PHRI berharap pemerintah daerah mempertimbangkan kembali Peraturan Walikota (Perwal) Nomor 29 Tahun 2024 tentang Pajak Barang dan Jasa Tertentu (PBJT), terutama terkait kenaikan pajak air tanah. PHRI meminta kebijakan yang lebih adil dan seimbang, mengingat kondisi sektor pariwisata dan perhotelan yang masih dalam masa pemulihan.
Selain itu, PHRI Jambi juga berharap adanya dialog lanjutan dengan pemerintah daerah dan Komisi II DPRD Jambi, yang sebelumnya telah mengadakan dengar pendapat terkait keluhan ini. Yudhi menambahkan bahwa kebutuhan air bersih merupakan hal esensial bagi operasional hotel, dan terbatasnya pasokan air dari PDAM memaksa hotel-hotel menggali sumur air tanah. Selain beban pemeliharaan sumur, kini mereka juga harus menghadapi kenaikan pajak yang signifikan.
“Kami mendukung adanya pajak, namun penentuan kenaikan ini terkesan mendadak tanpa mempertimbangkan keadaan yang masih belum stabil bagi bisnis kami,” jelas Yudhi.
Menanggapi keberatan tersebut, Kepala Badan Pengelolaan Pajak dan Retribusi Daerah (BPPRD) Kota Jambi, Nella Evina, menyatakan bahwa pihaknya telah menerima masukan dari PHRI dan menyiapkan telaah untuk pembahasan lebih lanjut. Nella juga menegaskan bahwa keluhan ini bukan penolakan total, tetapi permintaan untuk penundaan kenaikan pajak.
"Sebenarnya bukan penolakan, tapi meminta untuk dilakukan penundaan.
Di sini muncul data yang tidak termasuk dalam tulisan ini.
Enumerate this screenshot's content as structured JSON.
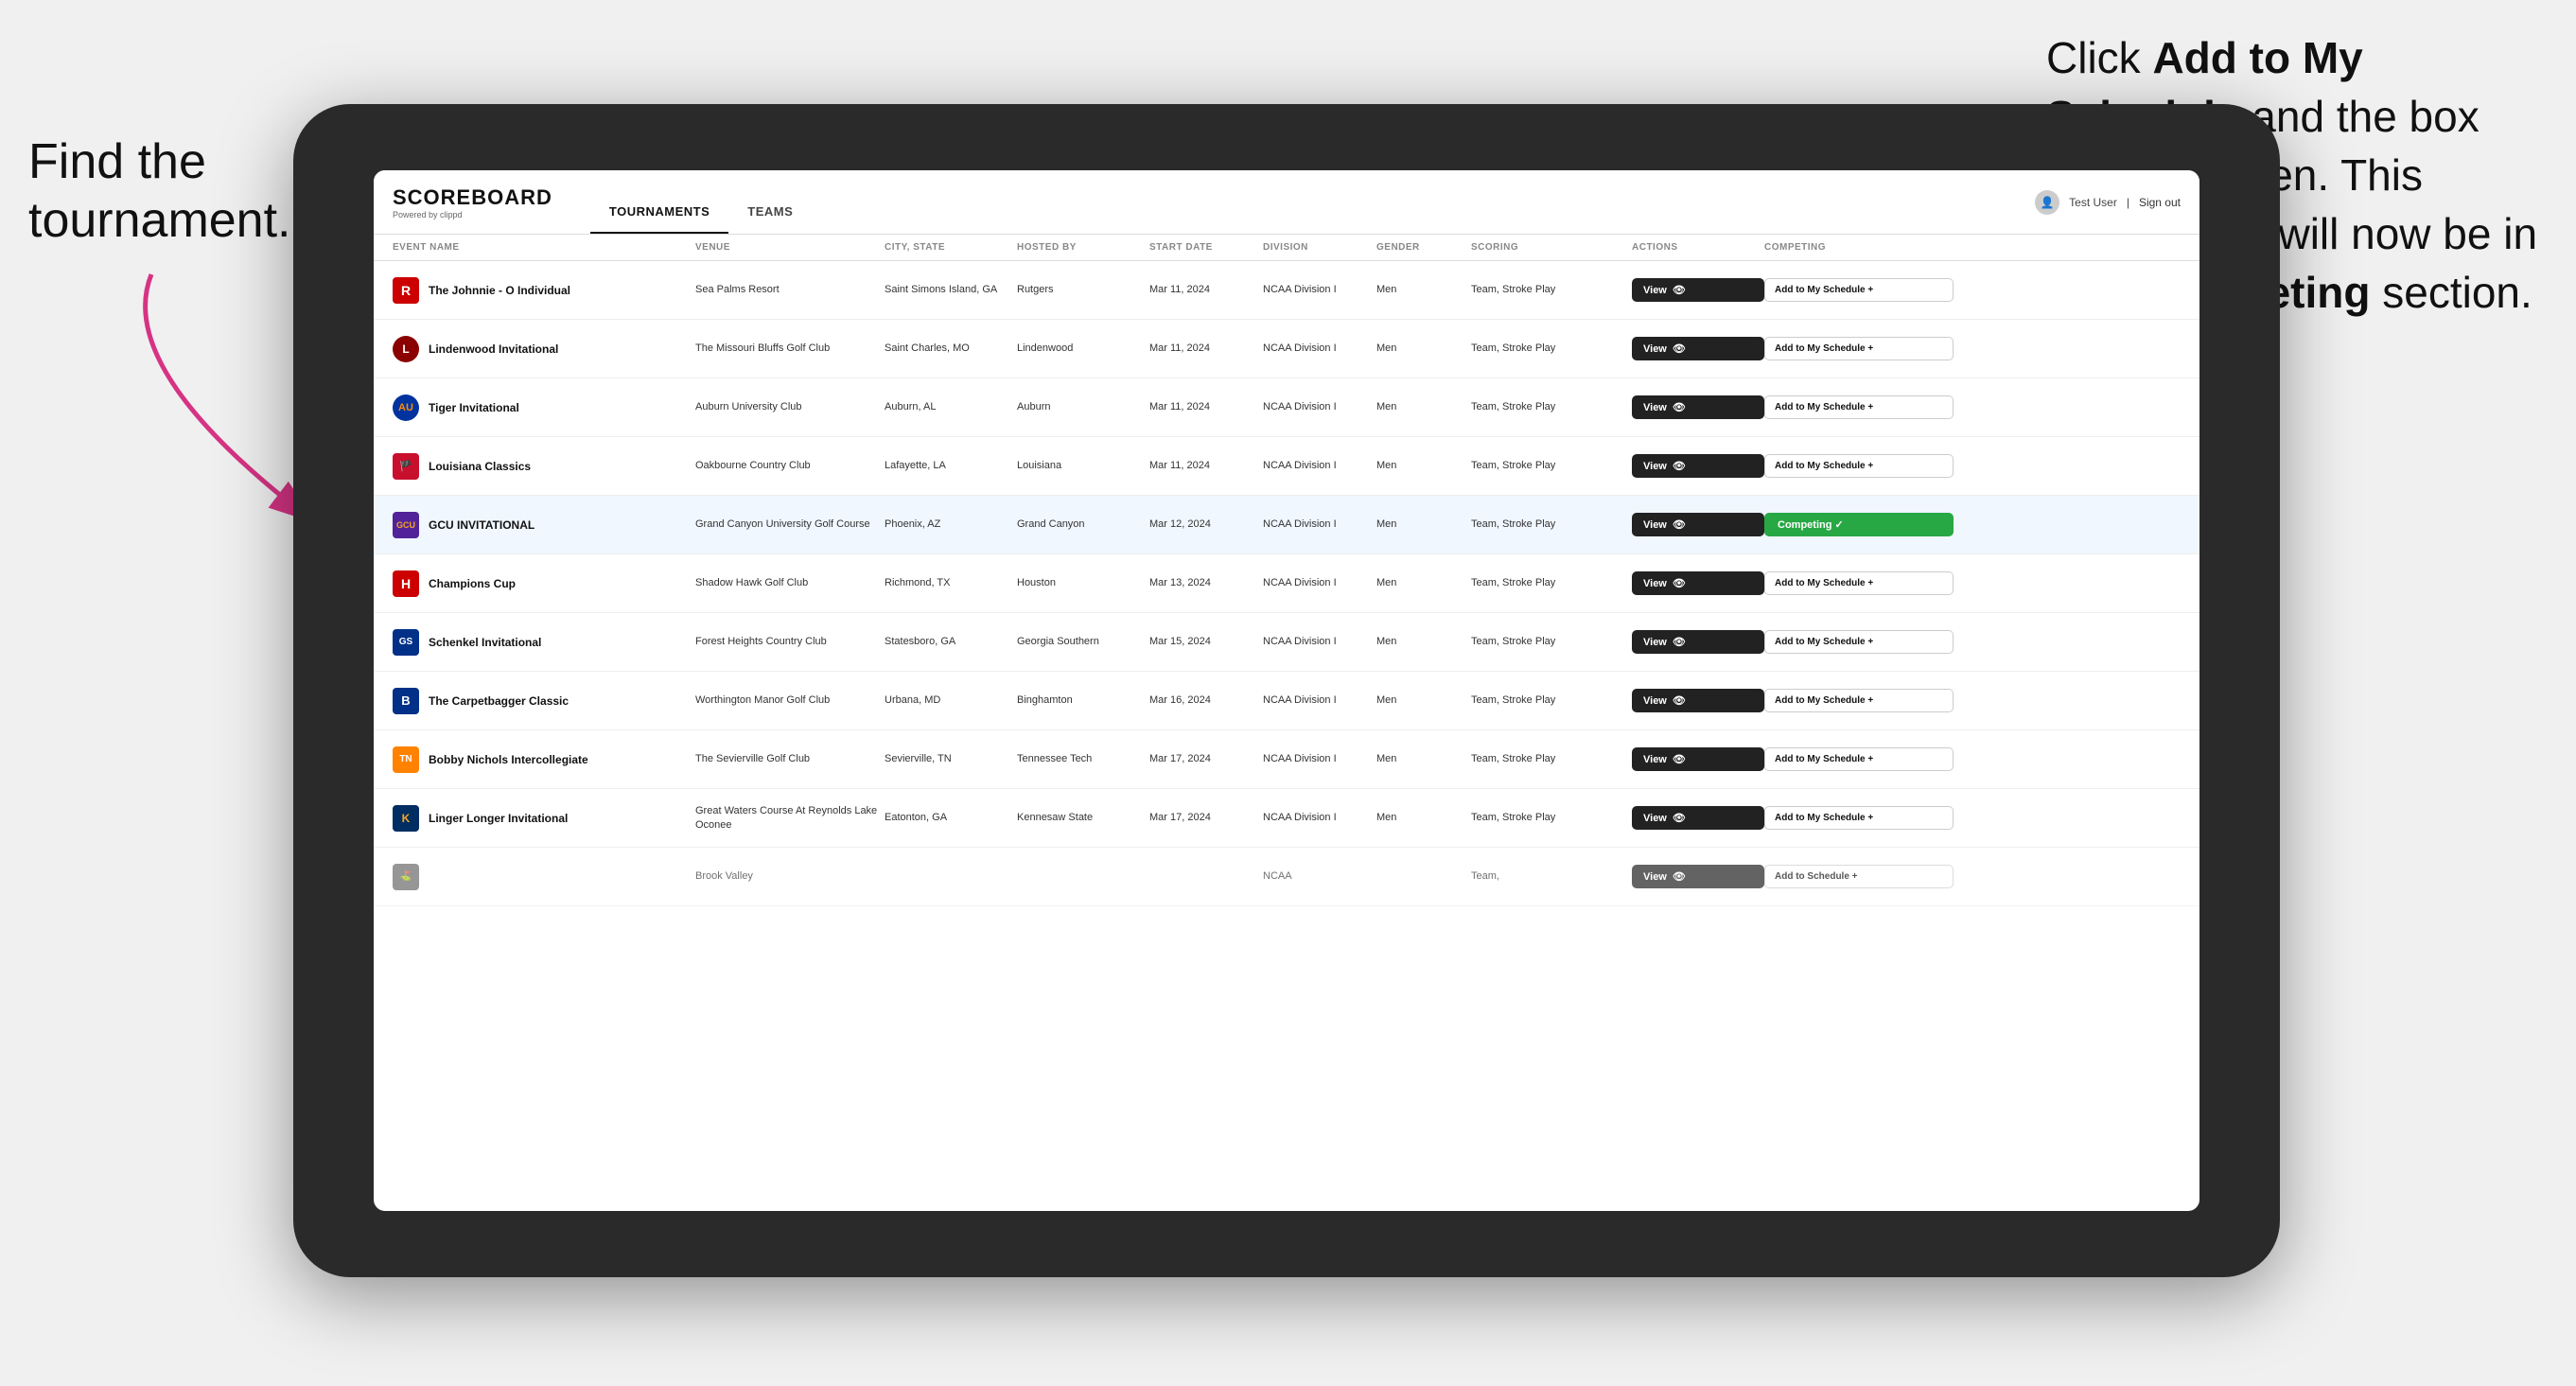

Kita akan koordinasi dengan DPRD, sesuai arahan ibu Pj. Kita menunggu aspirasi dari kawan-kawan di DPRD," ujar Nella.
Nella juga menyebut bahwa hingga saat ini, kebijakan tersebut sudah terealisasi sekitar 80 persen dari target Rp950 juta. Pemerintah daerah diharapkan dapat segera memberikan solusi yang mendukung keberlanjutan usaha perhotelan di Jambi tanpa membebani mereka dengan kenaikan pajak yang dinilai tidak proporsional. (Cr04)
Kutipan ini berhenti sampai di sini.